Die Politik schweigt

Die Berliner Bäderbetriebe gehen nun einen anderen Weg. Weil Nadine Natezki nach einem Bandscheibenvorfall nicht mehr als Aufsichtskraft arbeiten kann, soll sie an der Kasse arbeiten. Das lehnt sie ab, weil sie weniger verdienen würde. Betriebsrat und Einigungsstelle schließen sich ihrer Auffassung an.

Statt zu kündigen, setzt der neue Bäderchef Ole Bested Hensing nun auf eine vor-Bismarck’sche Strategie. Er stellt einfach die Zahlungen ein. Im 21. Jahrhundert landet so eine Arbeitnehmerin eines öffentlichen Betriebs im Frühkapitalismus des 19. Jahrhunderts. Der Unternehmer alles, der Mitarbeiter nichts.

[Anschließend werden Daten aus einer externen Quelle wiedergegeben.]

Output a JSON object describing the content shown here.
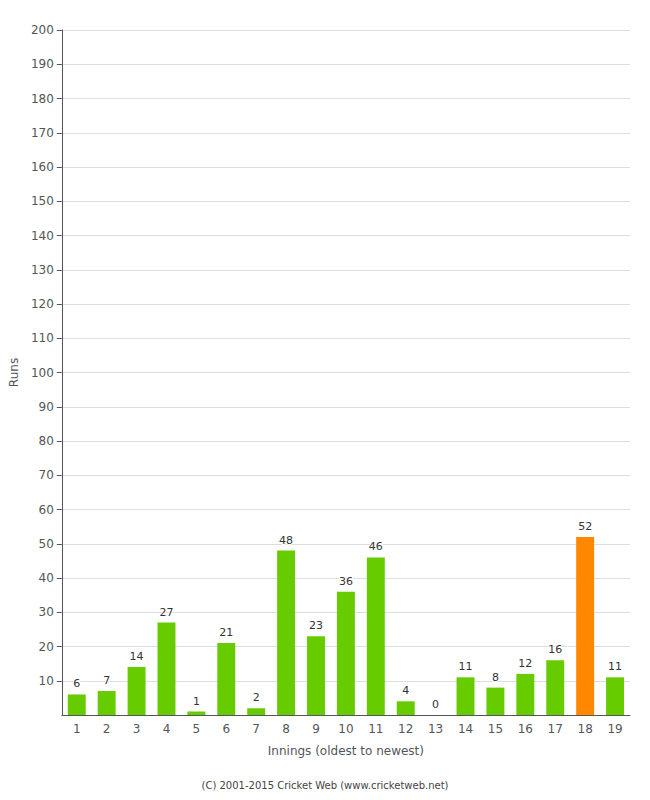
{
  "chart_data": {
    "type": "bar",
    "categories": [
      "1",
      "2",
      "3",
      "4",
      "5",
      "6",
      "7",
      "8",
      "9",
      "10",
      "11",
      "12",
      "13",
      "14",
      "15",
      "16",
      "17",
      "18",
      "19"
    ],
    "values": [
      6,
      7,
      14,
      27,
      1,
      21,
      2,
      48,
      23,
      36,
      46,
      4,
      0,
      11,
      8,
      12,
      16,
      52,
      11
    ],
    "colors": [
      "#66cc00",
      "#66cc00",
      "#66cc00",
      "#66cc00",
      "#66cc00",
      "#66cc00",
      "#66cc00",
      "#66cc00",
      "#66cc00",
      "#66cc00",
      "#66cc00",
      "#66cc00",
      "#66cc00",
      "#66cc00",
      "#66cc00",
      "#66cc00",
      "#66cc00",
      "#ff8800",
      "#66cc00"
    ],
    "xlabel": "Innings (oldest to newest)",
    "ylabel": "Runs",
    "ylim": [
      0,
      200
    ],
    "yticks": [
      10,
      20,
      30,
      40,
      50,
      60,
      70,
      80,
      90,
      100,
      110,
      120,
      130,
      140,
      150,
      160,
      170,
      180,
      190,
      200
    ],
    "grid": true,
    "data_labels": true,
    "annotation": "(C) 2001-2015 Cricket Web (www.cricketweb.net)"
  }
}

Öffentliche Betriebe, heißt es, sollen Vorbildcharakter haben. Nähme man das wörtlich, würden bald auch Krankenschwestern, aber auch Beschäftigte der Privatwirtschaft ohne Lohn dastehen, wenn sie arbeitsunfähig werden. Bisher hat die Politik zum Fall Natezki geschwiegen. Arbeitet der Bäderchef also mit Rückendeckung durch Sportsenator Frank Henkel (CDU)?

Derzeit feiern die Bäderbetriebe den 100. Geburtstag des Stadtbads Neukölln. Ole Bested Hensing braucht solche guten Nachrichten. Kein Wunder, wenn er die ganz schlechten selber produziert.